The second ice surface would also open up the possibility of hosting tournaments at each of the three age levels in ‘AA’ hockey along with various other tournaments with Taber Minor Hockey.
Numerous competitions could also be held with the Taber Figure Skating Club that draws out of towners.
“But if it’s not economically feasible, we would still be happy with a small ice renovation,” said Fletcher.
Recreation board member and town councillor Garth Bekkering inquired about what the current usage rates were with the existing facilities.
“Between minor hockey and the Golden Suns, they typically go until about 11 p.m. from Monday to Thursday (practices). On Friday nights and Saturday nights there are games until about 11 p.m. Sunday, the commercial league goes until about 10 p.m.,” said Aline Holmen, director of recreation for the Town of Taber. “Where it is mostly sitting empty is during the day when kids have school.”
If the small ice were to fail, minor and Golden Suns hockey noted they would have to rent ice elsewhere like Vauxhall with figure skating noting they would have to cut back programming. Given estimated time frames, renovating the small ice arena would not disrupt any programming according to Holmen with work being done in the hockey/figure skating offseason.

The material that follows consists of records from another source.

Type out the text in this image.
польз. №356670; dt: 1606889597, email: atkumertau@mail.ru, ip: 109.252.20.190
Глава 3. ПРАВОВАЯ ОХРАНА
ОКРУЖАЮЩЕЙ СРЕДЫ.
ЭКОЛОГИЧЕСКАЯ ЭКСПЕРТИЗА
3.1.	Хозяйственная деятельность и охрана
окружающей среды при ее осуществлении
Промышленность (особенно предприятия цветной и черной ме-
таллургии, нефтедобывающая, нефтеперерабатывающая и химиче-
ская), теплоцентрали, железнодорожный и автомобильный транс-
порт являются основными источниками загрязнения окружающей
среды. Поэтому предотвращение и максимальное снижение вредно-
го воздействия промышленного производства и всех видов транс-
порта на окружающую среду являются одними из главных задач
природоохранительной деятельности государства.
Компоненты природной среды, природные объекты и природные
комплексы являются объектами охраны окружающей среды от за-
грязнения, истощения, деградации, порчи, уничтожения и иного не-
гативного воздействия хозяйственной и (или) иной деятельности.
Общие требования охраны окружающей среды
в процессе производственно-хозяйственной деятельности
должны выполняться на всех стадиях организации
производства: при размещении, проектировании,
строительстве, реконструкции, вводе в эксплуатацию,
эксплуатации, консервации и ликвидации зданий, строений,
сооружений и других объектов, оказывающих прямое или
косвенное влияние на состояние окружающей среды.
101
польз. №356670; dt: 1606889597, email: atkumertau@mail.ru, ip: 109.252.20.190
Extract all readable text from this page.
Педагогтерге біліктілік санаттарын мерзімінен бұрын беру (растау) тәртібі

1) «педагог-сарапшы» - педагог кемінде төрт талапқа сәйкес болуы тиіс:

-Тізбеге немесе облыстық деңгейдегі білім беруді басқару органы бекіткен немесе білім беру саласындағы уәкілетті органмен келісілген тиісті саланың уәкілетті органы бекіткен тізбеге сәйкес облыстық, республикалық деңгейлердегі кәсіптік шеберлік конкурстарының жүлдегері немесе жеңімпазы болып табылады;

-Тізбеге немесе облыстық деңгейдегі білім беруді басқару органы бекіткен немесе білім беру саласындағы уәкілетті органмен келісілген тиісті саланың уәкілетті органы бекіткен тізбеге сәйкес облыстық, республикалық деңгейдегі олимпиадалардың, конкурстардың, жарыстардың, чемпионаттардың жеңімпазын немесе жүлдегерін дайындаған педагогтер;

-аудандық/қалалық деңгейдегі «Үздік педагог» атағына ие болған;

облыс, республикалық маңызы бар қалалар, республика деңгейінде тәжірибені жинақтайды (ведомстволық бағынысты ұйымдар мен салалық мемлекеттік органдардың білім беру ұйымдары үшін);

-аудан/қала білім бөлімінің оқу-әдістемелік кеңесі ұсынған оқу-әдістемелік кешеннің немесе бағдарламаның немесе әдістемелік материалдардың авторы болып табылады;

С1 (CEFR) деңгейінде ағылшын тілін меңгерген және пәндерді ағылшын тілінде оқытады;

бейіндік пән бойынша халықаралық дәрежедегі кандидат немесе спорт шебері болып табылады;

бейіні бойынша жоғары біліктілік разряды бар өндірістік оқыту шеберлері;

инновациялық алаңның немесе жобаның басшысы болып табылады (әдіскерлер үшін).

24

While the Taber Recreation Board still has not officially made a recommendation to town council, board member and councillor Garth Bekkering noted some caution has to be made. While no option would likely be immediate, it would depend on how the financial winds are blowing at the time.
“We’ve all seen the options presented by the engineer, there is no doubt that Option #2 is the best option (expanding current building north) if you take away the numbers. But unfortunately, the numbers play a very, very important role in all this. Comparing $1.5 million to do a proper renovation of the small ice arena to a second large ice at $5 million with a difference of $3.5 million,” said Bekkering. “As a council, we sure wouldn’t want to put any false hopes into the user groups and say ‘wait four years and you’ll get one.’ It’s probably unrealistic and too pragmatic. At least from my perspective, it’s not in the cards right now. The renovation of the small ice rink I would really, really support.”
The recreation board agreed in unison, if the small ice were to be renovated, any thoughts of building a second large ice arena would be pushed back by years. And as MPE Engineering noted in its presentation earlier this year to the recreation board, there is the urgency of now give the condition of the small ice surface.
Estimations for the life expectancy for the small ice have been pegged within five years, but that has been the best-case scenario as MPE officials noted the small ice arena could fail much earlier than that.
“I would not suggest that (doing nothing about the small ice). Murphy’s Law is the plant is not going to blow up at the end of April when you are close to being done with it. You are going to have an issue in September and October,” said Fletcher. “The kids that use that small ice for us are the young kids who are trying to get started in the game. If they were to have a rough season early on that they had to travel to Vauxhall or somewhere else for practices and games, chances are we are going to lose a lot of kids form that. At least with a small ice arena renovation where you had proper boards and things like that, some of our older groups could utilize that for practice time.”